NOTE: You will need a soldering iron for this fix, but you won't need soldiering skills.
Step 1: How the Analog Stick Works, and What the Problem Must Be.
Your analog stick in the resting position keeps the potentiometers right in the middle or their range. This means that if you are pushing the stick forward, the potentiometer is at a high or low limit.
Because of how the stick is assembled, it can't "slip" to the middle position when it's in the forward position without the stick being completely broken. If the stick is forward, the potentiometer is turned.
The problem we're having here, is that the stick suddenly registers away from the forward position, then works when moved around again. The only way this makes sense from a troubleshooting perspective is by the controller losing contact with the potentiometer.
This actually indicates a rather common problem in electronics of a loose solder connection.
This possibility seems even more likely when you consider that you are probably pushing down pretty hard on the stick while you play.
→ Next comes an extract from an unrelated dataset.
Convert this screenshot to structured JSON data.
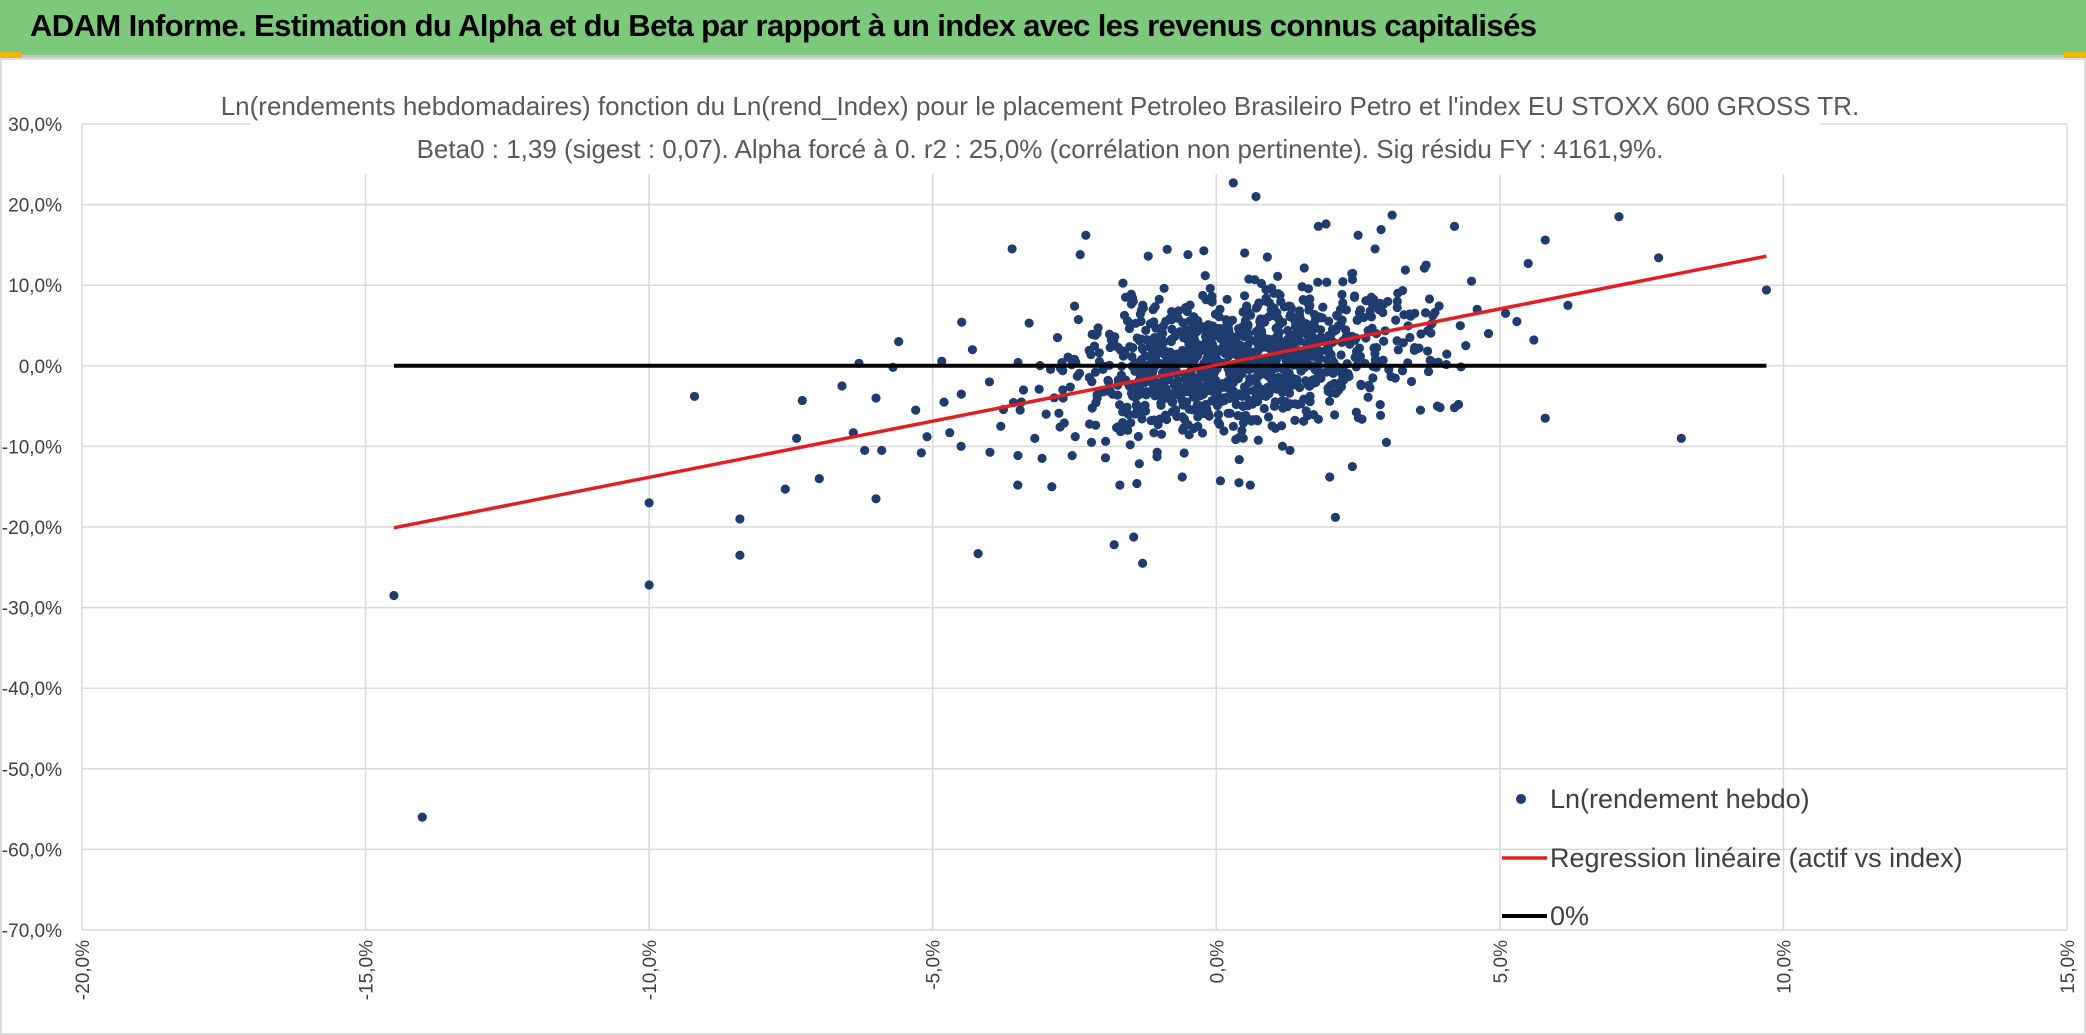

Lucky for us, this problem is easy to fix.
Step 2: Good and Bad Solder Connections
Good soldering requires the heating of the element (in this case, the arms that stick out of the potentiometer), and the surface contact point on the board.
Fixing this issue is as easy as reheating both contact points, and letting the existing solder re-bond to both.
Soldering is a bit of a skill, but in this case, all you have to do is jab at the existing connection with a semi-fine point.
Step 3: Fix It!
2. Locate the potentiometer that rotates when you move the control stick in the direction where it has problems. Mine was the left analog stick pushed forward.
3. Locate the leads for the potentiometer. They're the three solder points directly under the potentiometer.
4. Rest the circuit board securely on a flat surface or in a vice, and heat up your soldering iron.
5. Push your heated soldering iron into the soldering joint, making sure to contact the area of the circuit board already covered by solder AND the pin that's hidden under the solder. The solder will melt almost instantly, and you'll feel your iron contact the corner made by the circuit board and the pin.
6. Count to two, and remove your iron from the solder and wait a sec for it to harden.
7. Repeat for the other two pins.
8. Make sure none of the solder from each pin leaked over to one of the other pins or other soldier points nearby.
9. Reassemble your controller, and test it out!